“But it was all my fault. I needn’t have been so weak-minded.”

When she left next morning there was a roll under the wagon-seat done up in brown paper. She had not known that the roll was there till she got home, when she found it contained a beautiful rug—a far better one than had been burned.

“Just like Mrs. Dunlee! She knew if I should see it before I came away I should hate to take it. And what’s this? A bran new shawl! Well, well, well! She’s a good woman, if there is one. Do you hear what I say, Biddy Chick?”


VII
THE BOY FROM NEW YORK

In October a little boy came from New York with his father to visit Major Irwin. It was Gilly’s cousin, Dick Somers; and Dick was destined to get Jimmy into trouble.

He was a boastful boy. He told wonderful stories about the city of New York, where the houses went as high as Jack’s beanstalk, and the people had so much money that they almost threw it away.

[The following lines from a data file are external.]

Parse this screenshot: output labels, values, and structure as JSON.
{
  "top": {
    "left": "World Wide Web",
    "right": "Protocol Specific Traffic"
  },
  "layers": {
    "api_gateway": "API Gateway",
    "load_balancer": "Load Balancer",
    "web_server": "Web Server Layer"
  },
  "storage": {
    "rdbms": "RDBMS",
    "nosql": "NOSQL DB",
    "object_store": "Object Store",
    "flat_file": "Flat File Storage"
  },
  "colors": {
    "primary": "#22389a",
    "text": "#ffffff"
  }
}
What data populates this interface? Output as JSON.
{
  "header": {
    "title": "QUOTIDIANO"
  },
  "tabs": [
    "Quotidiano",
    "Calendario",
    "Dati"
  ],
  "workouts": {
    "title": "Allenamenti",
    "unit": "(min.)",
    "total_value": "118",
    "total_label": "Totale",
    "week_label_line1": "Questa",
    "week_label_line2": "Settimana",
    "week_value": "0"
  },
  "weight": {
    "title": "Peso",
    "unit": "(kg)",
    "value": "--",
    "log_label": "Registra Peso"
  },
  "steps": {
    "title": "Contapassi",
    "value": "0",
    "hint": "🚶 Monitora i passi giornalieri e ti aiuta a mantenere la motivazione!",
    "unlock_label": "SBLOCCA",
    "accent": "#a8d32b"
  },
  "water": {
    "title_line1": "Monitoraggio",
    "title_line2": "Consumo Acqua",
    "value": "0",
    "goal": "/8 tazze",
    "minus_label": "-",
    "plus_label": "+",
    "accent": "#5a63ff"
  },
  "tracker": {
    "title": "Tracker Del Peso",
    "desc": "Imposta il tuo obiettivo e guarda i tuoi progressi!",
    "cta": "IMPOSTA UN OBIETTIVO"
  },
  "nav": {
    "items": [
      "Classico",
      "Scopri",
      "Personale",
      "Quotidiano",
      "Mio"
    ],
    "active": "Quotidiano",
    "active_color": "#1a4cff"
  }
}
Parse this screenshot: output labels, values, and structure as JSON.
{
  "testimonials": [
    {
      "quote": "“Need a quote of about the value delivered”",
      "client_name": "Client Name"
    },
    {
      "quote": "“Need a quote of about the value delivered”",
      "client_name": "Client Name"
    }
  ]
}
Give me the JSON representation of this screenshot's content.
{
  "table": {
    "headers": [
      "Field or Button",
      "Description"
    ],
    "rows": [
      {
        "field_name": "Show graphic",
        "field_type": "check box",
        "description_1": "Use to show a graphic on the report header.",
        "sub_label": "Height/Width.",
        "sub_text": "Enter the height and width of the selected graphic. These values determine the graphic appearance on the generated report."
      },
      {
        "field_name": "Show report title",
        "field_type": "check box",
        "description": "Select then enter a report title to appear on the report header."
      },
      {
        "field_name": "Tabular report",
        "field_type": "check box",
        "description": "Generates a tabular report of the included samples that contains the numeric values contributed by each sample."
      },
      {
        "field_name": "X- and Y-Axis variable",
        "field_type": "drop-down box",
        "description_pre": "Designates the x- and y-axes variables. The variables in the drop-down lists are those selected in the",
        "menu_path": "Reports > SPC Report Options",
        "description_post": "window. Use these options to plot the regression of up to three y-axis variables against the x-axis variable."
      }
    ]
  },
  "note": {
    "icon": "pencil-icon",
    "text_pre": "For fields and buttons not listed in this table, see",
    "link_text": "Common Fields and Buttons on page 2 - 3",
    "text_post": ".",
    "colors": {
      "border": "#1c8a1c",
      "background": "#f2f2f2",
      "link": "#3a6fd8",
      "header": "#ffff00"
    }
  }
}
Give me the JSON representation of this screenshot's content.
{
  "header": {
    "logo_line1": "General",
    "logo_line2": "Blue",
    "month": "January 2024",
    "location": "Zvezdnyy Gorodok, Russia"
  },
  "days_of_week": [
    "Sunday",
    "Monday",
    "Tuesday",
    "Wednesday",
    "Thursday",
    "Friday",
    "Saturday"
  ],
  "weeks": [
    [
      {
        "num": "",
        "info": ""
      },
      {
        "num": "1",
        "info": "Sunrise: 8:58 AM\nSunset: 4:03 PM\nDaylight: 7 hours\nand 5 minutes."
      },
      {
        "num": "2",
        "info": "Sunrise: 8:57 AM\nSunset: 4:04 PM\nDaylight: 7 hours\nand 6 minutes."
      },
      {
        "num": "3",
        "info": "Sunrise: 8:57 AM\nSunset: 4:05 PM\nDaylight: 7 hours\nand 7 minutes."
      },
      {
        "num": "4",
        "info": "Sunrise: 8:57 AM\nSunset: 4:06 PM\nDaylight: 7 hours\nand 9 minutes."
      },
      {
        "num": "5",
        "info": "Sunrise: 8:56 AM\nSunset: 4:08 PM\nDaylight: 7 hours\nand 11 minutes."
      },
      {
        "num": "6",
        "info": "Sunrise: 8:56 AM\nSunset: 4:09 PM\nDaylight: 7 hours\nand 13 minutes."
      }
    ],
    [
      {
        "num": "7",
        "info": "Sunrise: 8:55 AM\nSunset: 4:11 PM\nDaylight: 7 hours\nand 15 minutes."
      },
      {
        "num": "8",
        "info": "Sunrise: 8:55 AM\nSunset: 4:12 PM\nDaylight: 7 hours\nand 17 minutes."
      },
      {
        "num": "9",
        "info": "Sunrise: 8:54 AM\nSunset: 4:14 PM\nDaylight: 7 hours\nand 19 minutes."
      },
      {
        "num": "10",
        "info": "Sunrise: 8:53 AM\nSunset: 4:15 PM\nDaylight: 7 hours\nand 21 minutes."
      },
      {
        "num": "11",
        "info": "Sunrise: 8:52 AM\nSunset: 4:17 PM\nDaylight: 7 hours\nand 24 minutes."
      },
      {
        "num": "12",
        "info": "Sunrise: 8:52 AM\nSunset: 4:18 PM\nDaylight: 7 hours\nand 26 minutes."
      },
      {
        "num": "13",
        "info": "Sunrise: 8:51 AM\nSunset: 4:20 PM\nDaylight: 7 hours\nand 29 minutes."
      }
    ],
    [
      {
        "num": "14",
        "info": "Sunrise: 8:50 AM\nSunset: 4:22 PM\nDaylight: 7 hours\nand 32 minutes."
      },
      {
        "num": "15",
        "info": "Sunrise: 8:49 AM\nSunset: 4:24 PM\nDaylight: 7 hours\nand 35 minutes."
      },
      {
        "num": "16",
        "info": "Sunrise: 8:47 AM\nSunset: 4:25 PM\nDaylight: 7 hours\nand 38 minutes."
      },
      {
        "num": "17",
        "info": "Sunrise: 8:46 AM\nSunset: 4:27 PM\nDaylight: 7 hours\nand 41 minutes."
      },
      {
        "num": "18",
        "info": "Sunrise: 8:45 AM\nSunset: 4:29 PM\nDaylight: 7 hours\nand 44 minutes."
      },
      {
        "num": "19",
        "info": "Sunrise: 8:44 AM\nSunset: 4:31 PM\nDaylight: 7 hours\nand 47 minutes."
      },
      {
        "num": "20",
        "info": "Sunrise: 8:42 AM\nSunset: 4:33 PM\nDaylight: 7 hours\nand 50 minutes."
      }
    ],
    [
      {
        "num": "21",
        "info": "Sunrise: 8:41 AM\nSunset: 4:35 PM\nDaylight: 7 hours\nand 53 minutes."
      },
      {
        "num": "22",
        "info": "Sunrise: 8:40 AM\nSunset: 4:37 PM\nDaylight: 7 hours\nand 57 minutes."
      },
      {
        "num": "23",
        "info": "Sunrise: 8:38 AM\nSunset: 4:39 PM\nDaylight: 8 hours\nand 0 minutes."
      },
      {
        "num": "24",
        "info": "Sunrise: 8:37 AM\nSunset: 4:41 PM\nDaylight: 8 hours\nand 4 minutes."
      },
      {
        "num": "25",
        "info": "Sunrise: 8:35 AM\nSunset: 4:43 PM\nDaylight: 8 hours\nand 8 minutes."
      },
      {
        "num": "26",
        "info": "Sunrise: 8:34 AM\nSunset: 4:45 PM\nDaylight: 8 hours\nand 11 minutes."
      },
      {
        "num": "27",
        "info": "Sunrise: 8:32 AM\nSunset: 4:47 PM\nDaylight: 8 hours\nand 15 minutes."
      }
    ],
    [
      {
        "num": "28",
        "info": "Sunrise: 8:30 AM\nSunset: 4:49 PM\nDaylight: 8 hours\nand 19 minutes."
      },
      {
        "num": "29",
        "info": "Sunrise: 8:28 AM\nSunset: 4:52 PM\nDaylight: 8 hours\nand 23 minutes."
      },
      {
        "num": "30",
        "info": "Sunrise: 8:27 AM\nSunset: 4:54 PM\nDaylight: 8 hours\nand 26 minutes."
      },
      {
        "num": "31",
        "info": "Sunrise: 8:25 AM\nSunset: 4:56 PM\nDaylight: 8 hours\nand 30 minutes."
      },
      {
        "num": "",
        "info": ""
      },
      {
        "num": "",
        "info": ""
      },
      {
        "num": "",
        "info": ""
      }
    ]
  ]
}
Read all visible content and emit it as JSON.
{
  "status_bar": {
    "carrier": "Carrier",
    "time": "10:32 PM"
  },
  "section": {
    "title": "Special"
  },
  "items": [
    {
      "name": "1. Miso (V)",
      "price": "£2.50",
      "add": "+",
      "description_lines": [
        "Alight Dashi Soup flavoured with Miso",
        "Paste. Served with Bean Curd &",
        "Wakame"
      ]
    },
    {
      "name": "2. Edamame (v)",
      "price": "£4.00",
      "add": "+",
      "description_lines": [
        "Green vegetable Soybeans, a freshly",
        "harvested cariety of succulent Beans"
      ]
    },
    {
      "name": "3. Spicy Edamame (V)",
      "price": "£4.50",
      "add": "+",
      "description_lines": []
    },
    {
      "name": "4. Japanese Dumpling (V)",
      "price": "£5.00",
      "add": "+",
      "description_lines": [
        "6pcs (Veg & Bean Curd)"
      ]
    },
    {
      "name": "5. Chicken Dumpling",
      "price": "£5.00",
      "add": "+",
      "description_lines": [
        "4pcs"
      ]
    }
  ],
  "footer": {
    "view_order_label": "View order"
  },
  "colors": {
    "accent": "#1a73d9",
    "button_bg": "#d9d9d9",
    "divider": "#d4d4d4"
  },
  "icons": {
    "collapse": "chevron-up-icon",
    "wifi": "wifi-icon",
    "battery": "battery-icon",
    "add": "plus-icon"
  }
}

Dick had left a dog at home which seemed to him now as large as a small burro. Yes, he was sure of it. A dog much brighter than Punch Dunlee, as well as vastly handsomer.

Dick had a beautiful sister; there was no one like her in California. She had been married six weeks before this in church; and “I tell you what, they spread carpets all over the streets for Maggie to walk on; yes, they did!”